As a reminder the commands to check the formatting, lint, and test are,

poetry run format
poetry run lint
poetry run test

To have these run as part of CI i.e. for every change to the remote repository the .gitlab-ci.yml file placed in the root of the repository should contain,

backend-ci:
  image: python:3.9-alpine

  cache:
    key: poetry-cache
    paths:
      - backend/.venv

  before_script:
  - apk --update add alpine-sdk cargo gcc libffi-dev musl-dev postgresql-client
  - pip install poetry
  - poetry config virtualenvs.in-project true
  - cd backend
  - poetry install

  services:
  - postgres

  variables:
    POSTGRES_DB: tozo_test
    POSTGRES_USER: tozo
    POSTGRES_PASSWORD: tozo
    POSTGRES_HOST_AUTH_METHOD: "trust"

  script:
  - poetry run format
  - poetry run lint
  - poetry run test_ci

  only:
    changes:
      - backend/**/*
      - .gitlab-ci.yml

The postgres service has been added to allow for testing against the database in CI.

Security checks

Warning

The safety tool described in this section requires a license for commercial usage.

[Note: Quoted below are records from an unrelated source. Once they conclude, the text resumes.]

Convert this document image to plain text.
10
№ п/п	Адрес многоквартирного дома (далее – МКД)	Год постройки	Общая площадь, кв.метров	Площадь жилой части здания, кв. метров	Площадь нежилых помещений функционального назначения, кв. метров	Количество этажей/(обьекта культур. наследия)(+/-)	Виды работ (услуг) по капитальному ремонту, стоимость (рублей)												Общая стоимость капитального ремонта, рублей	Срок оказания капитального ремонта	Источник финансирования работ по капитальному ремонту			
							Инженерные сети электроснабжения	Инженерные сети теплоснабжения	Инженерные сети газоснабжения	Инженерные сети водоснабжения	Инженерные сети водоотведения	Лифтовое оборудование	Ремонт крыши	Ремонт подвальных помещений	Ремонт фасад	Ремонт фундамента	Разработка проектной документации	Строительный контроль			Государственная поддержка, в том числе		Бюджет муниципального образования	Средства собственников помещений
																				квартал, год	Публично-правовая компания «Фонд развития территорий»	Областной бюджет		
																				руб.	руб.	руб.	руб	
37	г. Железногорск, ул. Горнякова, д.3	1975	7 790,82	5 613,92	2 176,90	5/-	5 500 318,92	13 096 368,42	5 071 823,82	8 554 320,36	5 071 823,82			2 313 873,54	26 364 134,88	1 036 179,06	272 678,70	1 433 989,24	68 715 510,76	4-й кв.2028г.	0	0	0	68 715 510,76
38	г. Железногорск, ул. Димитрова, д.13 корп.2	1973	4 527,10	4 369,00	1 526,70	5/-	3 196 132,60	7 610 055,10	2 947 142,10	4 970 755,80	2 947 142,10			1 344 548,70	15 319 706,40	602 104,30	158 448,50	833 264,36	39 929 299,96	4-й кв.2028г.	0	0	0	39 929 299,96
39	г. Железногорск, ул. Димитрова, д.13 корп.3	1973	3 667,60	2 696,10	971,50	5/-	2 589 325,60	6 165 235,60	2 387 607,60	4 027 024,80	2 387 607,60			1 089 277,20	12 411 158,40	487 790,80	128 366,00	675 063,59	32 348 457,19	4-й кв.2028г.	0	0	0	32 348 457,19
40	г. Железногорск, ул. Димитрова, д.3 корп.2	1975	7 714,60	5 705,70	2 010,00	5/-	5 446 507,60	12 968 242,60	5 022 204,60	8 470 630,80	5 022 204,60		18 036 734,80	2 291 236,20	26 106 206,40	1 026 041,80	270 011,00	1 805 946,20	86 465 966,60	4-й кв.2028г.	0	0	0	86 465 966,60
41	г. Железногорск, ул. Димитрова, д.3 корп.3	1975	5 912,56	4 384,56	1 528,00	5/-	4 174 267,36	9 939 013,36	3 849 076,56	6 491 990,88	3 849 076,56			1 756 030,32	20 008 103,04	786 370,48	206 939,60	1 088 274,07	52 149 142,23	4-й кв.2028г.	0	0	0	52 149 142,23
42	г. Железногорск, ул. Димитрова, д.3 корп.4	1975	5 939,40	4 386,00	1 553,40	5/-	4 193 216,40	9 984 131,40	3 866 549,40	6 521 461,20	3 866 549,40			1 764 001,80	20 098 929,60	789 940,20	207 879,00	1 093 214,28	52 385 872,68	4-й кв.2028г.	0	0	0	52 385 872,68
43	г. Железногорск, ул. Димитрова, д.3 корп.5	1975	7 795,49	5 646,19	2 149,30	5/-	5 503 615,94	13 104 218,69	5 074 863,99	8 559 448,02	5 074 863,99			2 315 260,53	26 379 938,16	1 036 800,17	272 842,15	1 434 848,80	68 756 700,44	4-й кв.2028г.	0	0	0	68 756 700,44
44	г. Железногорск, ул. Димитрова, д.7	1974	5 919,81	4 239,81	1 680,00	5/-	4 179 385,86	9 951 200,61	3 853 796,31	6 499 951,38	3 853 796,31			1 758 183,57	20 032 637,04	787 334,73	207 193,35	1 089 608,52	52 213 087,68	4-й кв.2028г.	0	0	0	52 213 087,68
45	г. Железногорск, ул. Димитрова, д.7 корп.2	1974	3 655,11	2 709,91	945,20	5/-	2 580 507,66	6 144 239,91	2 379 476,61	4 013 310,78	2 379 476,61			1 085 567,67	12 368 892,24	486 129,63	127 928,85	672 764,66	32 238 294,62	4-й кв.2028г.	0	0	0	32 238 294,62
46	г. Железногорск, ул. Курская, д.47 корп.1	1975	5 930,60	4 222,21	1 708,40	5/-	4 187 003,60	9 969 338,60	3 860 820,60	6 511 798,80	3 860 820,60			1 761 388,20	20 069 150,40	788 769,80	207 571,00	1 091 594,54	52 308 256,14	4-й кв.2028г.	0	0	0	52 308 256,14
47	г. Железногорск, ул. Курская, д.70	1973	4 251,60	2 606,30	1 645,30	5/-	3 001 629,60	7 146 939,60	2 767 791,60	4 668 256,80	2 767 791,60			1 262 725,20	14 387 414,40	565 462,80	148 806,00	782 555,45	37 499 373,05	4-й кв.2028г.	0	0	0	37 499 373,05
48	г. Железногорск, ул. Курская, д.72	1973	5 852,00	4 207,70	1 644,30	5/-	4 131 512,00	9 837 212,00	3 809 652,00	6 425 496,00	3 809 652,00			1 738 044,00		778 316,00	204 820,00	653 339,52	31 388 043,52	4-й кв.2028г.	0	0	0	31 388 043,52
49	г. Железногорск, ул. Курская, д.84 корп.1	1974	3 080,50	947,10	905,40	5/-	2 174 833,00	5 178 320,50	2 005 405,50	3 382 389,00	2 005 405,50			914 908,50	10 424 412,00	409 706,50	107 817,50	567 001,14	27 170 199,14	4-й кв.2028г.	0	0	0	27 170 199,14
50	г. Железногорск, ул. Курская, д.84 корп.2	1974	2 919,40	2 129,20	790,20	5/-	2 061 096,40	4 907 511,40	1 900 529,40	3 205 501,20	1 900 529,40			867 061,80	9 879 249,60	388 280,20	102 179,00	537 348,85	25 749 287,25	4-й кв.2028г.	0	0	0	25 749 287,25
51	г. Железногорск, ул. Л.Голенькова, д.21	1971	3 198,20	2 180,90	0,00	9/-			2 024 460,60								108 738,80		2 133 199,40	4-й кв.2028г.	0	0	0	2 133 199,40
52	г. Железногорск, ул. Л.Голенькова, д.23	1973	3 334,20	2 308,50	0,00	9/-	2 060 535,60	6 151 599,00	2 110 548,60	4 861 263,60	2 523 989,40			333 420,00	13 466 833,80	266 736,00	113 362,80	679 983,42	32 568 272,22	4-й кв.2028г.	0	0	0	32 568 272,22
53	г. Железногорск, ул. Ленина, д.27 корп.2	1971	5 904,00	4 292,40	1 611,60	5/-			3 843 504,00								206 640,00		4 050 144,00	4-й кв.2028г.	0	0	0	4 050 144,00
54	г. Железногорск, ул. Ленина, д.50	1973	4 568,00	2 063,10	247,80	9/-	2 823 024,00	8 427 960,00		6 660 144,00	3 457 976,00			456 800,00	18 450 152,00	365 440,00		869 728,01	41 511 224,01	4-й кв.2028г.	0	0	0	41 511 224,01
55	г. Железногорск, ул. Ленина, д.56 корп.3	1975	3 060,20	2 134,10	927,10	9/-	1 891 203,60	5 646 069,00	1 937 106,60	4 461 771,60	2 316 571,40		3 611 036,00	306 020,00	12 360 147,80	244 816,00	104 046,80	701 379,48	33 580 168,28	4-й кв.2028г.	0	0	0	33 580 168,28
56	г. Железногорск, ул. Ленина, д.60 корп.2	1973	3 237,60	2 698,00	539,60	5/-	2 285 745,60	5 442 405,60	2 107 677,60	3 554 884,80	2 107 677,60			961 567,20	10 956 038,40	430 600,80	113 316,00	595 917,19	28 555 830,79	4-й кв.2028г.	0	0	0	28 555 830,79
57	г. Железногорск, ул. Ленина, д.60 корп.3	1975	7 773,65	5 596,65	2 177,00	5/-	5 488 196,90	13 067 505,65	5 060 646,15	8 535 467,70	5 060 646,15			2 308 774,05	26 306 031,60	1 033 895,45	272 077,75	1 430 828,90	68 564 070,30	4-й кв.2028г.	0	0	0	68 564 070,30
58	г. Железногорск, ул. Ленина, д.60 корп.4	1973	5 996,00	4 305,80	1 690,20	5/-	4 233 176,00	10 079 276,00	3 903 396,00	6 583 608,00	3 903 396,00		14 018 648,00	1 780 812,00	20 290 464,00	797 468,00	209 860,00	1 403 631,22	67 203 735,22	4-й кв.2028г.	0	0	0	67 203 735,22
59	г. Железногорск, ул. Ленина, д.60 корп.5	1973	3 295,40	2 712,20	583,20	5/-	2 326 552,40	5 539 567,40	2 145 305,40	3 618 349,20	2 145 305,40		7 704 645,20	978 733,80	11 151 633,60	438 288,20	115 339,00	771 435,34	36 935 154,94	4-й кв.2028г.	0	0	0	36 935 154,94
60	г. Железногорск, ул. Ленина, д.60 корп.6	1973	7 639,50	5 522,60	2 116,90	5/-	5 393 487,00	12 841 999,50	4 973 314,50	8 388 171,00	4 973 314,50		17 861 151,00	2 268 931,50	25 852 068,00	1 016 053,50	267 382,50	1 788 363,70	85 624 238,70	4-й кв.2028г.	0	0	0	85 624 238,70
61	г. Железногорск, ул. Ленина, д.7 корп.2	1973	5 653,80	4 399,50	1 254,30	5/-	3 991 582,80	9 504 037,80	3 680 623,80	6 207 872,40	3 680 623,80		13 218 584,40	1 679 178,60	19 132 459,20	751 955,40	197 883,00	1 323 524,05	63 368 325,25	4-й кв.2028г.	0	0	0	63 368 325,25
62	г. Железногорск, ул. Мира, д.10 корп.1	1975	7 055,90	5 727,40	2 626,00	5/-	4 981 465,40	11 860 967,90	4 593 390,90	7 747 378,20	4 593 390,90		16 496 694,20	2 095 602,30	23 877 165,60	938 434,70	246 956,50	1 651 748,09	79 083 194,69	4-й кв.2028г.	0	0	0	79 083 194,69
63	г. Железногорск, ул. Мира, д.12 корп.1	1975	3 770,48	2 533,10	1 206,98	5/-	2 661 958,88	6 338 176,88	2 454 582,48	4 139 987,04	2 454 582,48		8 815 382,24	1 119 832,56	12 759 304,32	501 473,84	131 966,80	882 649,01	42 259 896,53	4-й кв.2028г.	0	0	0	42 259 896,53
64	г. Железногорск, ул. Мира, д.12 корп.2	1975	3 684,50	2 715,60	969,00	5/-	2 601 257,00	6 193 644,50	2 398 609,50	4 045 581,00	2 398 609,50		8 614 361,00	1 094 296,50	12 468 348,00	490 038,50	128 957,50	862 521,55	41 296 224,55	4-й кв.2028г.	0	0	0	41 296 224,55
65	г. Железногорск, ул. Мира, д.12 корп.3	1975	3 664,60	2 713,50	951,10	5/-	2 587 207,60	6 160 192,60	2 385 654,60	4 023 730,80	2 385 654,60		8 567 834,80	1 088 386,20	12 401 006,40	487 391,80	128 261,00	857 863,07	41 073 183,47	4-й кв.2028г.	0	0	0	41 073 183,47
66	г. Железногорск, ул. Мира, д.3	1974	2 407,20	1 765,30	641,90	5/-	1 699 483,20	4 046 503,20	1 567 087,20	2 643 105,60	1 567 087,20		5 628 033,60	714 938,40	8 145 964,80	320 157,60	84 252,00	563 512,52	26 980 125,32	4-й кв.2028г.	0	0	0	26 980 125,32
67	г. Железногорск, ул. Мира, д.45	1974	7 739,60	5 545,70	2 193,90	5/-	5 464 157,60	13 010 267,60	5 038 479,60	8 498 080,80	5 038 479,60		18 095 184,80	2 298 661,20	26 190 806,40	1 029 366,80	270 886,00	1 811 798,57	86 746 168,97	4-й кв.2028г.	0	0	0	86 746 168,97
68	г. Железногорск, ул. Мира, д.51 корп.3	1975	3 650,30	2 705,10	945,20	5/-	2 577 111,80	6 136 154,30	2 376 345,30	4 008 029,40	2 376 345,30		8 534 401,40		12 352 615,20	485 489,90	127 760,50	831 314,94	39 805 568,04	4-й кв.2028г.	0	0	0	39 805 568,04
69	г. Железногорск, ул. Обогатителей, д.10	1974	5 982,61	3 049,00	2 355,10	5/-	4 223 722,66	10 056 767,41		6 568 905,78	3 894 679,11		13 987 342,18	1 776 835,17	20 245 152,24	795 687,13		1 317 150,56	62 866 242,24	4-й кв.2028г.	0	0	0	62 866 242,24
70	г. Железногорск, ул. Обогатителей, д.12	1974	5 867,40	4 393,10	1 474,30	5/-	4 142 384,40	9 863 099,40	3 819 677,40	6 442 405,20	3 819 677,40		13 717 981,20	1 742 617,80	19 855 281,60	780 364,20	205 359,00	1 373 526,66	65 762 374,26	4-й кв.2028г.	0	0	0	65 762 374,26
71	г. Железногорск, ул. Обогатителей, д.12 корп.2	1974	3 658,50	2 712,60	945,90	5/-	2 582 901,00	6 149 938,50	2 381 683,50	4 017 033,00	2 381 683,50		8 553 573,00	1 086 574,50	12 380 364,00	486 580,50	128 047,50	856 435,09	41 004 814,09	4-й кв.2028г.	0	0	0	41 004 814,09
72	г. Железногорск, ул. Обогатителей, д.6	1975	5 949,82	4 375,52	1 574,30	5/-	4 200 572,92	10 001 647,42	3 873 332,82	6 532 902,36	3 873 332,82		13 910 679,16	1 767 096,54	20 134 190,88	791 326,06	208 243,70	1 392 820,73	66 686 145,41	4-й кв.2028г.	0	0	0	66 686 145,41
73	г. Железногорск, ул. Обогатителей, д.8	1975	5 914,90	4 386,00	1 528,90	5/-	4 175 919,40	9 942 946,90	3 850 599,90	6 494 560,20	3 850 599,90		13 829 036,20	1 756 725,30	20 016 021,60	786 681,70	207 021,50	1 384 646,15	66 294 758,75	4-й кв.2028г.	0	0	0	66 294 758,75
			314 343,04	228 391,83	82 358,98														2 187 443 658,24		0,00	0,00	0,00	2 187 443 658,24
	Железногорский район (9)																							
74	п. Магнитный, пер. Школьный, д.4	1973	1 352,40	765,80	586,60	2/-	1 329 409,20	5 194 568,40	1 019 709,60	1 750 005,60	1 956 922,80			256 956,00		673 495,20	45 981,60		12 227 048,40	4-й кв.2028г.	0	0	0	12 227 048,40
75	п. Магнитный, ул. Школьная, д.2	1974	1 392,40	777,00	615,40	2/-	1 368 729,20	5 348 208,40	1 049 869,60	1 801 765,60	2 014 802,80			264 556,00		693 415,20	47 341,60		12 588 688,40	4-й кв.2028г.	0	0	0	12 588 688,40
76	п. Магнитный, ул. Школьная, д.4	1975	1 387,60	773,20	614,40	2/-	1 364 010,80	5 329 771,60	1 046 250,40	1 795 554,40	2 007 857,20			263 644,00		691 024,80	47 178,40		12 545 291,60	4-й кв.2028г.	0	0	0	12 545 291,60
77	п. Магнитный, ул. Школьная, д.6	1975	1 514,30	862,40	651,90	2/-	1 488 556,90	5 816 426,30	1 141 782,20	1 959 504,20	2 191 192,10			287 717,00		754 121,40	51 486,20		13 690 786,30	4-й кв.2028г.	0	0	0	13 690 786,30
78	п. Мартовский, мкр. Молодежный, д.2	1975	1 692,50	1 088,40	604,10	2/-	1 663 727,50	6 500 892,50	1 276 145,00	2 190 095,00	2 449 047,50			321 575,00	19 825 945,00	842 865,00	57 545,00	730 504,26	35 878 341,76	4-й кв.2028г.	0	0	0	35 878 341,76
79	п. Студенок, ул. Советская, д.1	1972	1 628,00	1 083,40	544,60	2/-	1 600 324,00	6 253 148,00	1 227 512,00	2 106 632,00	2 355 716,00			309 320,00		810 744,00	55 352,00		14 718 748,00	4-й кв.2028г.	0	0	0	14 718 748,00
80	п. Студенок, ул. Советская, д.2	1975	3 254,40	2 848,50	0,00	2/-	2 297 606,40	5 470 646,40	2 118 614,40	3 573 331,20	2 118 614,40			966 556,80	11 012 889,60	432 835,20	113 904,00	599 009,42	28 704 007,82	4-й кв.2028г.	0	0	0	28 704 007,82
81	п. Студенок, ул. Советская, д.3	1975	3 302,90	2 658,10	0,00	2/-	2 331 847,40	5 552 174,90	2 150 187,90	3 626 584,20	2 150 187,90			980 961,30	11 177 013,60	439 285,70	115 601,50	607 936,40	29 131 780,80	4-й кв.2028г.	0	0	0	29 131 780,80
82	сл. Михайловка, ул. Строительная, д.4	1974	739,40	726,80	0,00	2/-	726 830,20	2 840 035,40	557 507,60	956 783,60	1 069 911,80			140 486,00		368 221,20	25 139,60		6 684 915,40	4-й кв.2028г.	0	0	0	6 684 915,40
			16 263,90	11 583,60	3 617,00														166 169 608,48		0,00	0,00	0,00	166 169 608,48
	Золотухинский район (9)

It is good practice to regularly update any dependencies used, in order to get the latest security fixes and updates. Alongside this it helps to regularly check if there are known security issues, which can be done via the safety tool,

safety check

Safety can be run periodically using a Gitlab-CI schedule, by adding the following to the .gitlab-ci.yml file placed in the root of the repository,

backend-audit:
  image: python:3.9-alpine

  before_script:
  - pip install safety

  script:
  - safety check

  only:
  - schedules

which will run on the schedule defined in the ci setup.